Wie ich wohne

Wer wohnt wie? In der Kolumne geben Menschen aus dem BISS-Netzwerk Einblicke in ihren Wohnalltag. Sie erzählen, wie sie früher gelebt haben, wie sie momentan wohnen und was sie sich für die Zukunft erhoffen.

Protokoll ANNELIESE WELTHER

Foto: Martin Fengel

Der Autogrammjäger

Es ist etwas in die Jahre gekommen und müsste mal renoviert werden, mein 1-Zimmer-Appartement, in dem ich schon seit 1980 lebe und zu dem ein kleines Bad, eine Kochnische und ein Balkon gehören. Eigentümer ist mein Bruder, ich habe lebenslanges Wohnrecht und muss nur für die Nebenkosten in Höhe von 198 Euro aufkommen. Wenn ich von meinem Balkon im siebten Stock rausschaue, ist alles bebaut, vor vierzig Jahren waren dagegen noch viele Wiesen zu sehen. Von den Parteien, die damals hier gewohnt haben, ist außer mir nur noch eine da. Früher glaubte ich immer, etwas zu verpassen, wenn ich nicht ausging. Mittlerweile bin ich, auch dank Corona, häuslicher geworden. Theater-, Kino- oder Museumsbesuche sind aber immer noch Teil meines Lebens. Zudem lese ich gern. Eine ganze Reihe Bücher habe ich vor ein paar Jahren schon entsorgt, aber ich besitze immer noch viele, und das Besondere daran: Fast alle sind vom Autor signiert!
An meiner Haustür klebt ein Aufkleber, der mit einem Augenzwinkern darauf hinweist, dass man bei mir „Boarisch“ redet, was aber nicht bedeutet, dass ich Bayerntümelei mag.
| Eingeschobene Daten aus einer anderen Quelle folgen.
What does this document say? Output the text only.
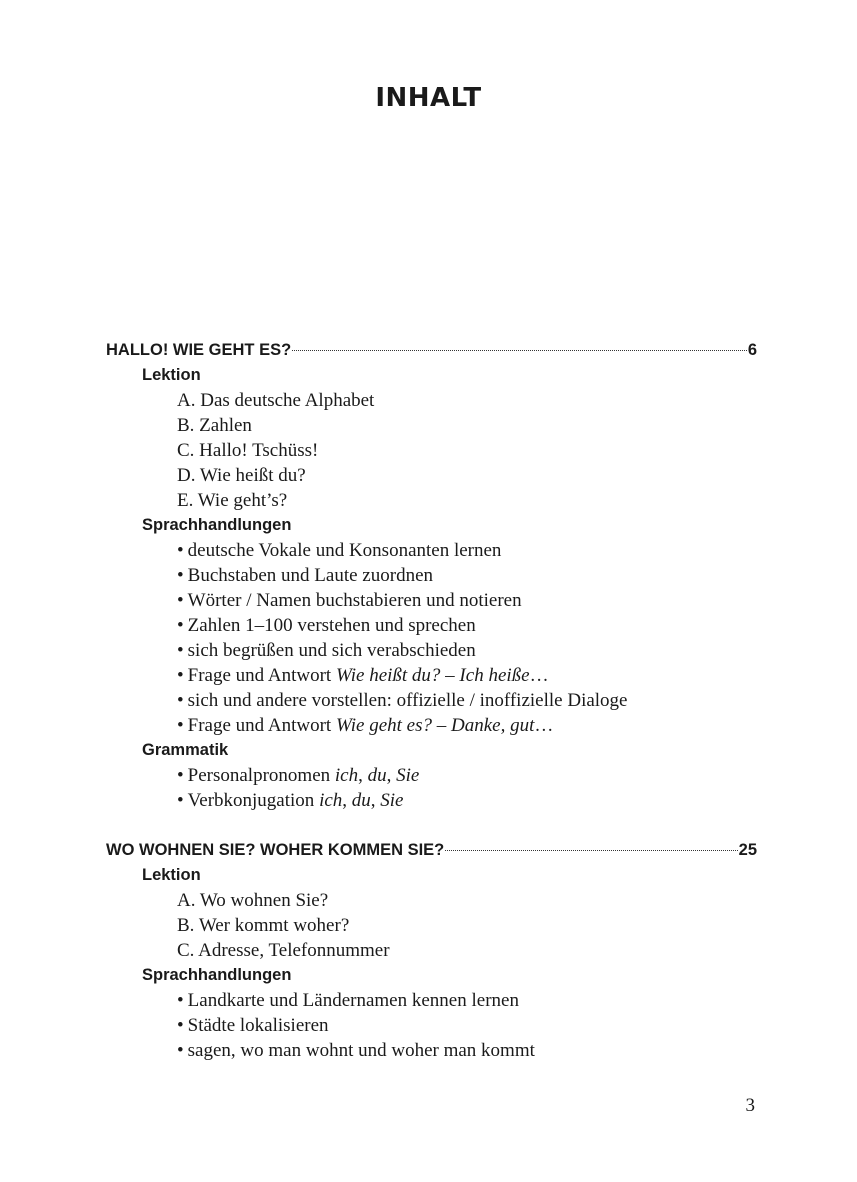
INHALT
HALLO! WIE GEHT ES?	6
Lektion
A. Das deutsche Alphabet
B. Zahlen
C. Hallo! Tschüss!
D. Wie heißt du?
E. Wie geht’s?
Sprachhandlungen
• deutsche Vokale und Konsonanten lernen
• Buchstaben und Laute zuordnen
• Wörter / Namen buchstabieren und notieren
• Zahlen 1–100 verstehen und sprechen
• sich begrüßen und sich verabschieden
• Frage und Antwort Wie heißt du? – Ich heiße…
• sich und andere vorstellen: offizielle / inoffizielle Dialoge
• Frage und Antwort Wie geht es? – Danke, gut…
Grammatik
• Personalpronomen ich, du, Sie
• Verbkonjugation ich, du, Sie
WO WOHNEN SIE? WOHER KOMMEN SIE?	25
Lektion
A. Wo wohnen Sie?
B. Wer kommt woher?
C. Adresse, Telefonnummer
Sprachhandlungen
• Landkarte und Ländernamen kennen lernen
• Städte lokalisieren
• sagen, wo man wohnt und woher man kommt
3
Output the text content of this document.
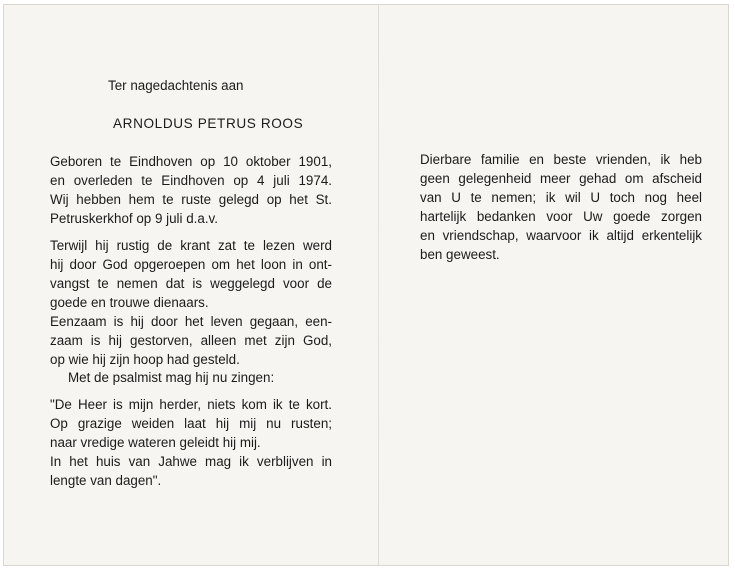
Ter nagedachtenis aan
ARNOLDUS PETRUS ROOS
Geboren te Eindhoven op 10 oktober 1901,
en overleden te Eindhoven op 4 juli 1974.
Wij hebben hem te ruste gelegd op het St.
Petruskerkhof op 9 juli d.a.v.
Terwijl hij rustig de krant zat te lezen werd
hij door God opgeroepen om het loon in ont-
vangst te nemen dat is weggelegd voor de
goede en trouwe dienaars.
Eenzaam is hij door het leven gegaan, een-
zaam is hij gestorven, alleen met zijn God,
op wie hij zijn hoop had gesteld.
Met de psalmist mag hij nu zingen:
"De Heer is mijn herder, niets kom ik te kort.
Op grazige weiden laat hij mij nu rusten;
naar vredige wateren geleidt hij mij.
In het huis van Jahwe mag ik verblijven in
lengte van dagen".
Dierbare familie en beste vrienden, ik heb
geen gelegenheid meer gehad om afscheid
van U te nemen; ik wil U toch nog heel
hartelijk bedanken voor Uw goede zorgen
en vriendschap, waarvoor ik altijd erkentelijk
ben geweest.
Keineswegs glaube ich, dass die Welt am bayerischen Wesen genesen muss. Aber als gebürtiger Münchner interessiere ich mich für die Geschichte meines Bundeslandes. Eines meiner gesammelten Bücher ist den Schlössern König Ludwigs II. gewidmet. Ich habe es ergänzt mit Schreiben, die ich auf Anfrage von seinen Nachkommen erhielt. Ein anderes Buch, das mich beeindruckt hat, beschäftigt sich mit der Rolle des Schlosses Nymphenburg im Nationalsozialismus. Die Auseinandersetzung mit dieser Zeit hat für mich auch eine ganz persönliche Seite: Mein Vater hat als Gewerkschaftsmitglied zeitweise im Konzentrationslager Dachau eingesessen. Ich selbst hatte als Kind Probleme, mich zu integrieren, und habe sicher auch das eine oder andere angestellt, sodass meine Eltern mich in ein sogenanntes Knabenerziehungsheim nach Österreich gaben. Von außen war es ein schönes Gebäude, ein richtiges Schloss. Hinter den Mauern erlebte ich jedoch alles andere als eine angenehme Zeit. Es waren die 50er Jahre, was bedeutete, dass wir in Schlafsälen mit 30 bis 35 Kindern schliefen und körperliche Züchtigung an der Tagesordnung war. Für meine in dieser Zeit erlebte Misshandlung habe ich bereits eine Entschädigung erhalten, empfinde die Summe aber als viel zu gering gegenüber dem, was mir dort angetan wurde. Deshalb lasse ich nicht locker und kämpfe um mehr. Was ich in Zukunft auch noch machen will, ist, etwas Platz in meiner Wohnung zu schaffen, indem ich mein Etagenbett loswerde. Zum Schlafen brauche ich es nicht, ich habe schon ein Schlafsofa. Als ich es kaufte, schwebte mir vor, es könnten Besucher darauf übernachten, aber dazu ist es so gut wie nie gekommen. Lange Jahre habe ich es genutzt, als ich noch in einer festen Partnerschaft lebte. Nun bin ich aber ganz froh, solo zu sein. Eine erneute Beziehung könnte ich mir auch nur in einer größeren Wohnung vorstellen.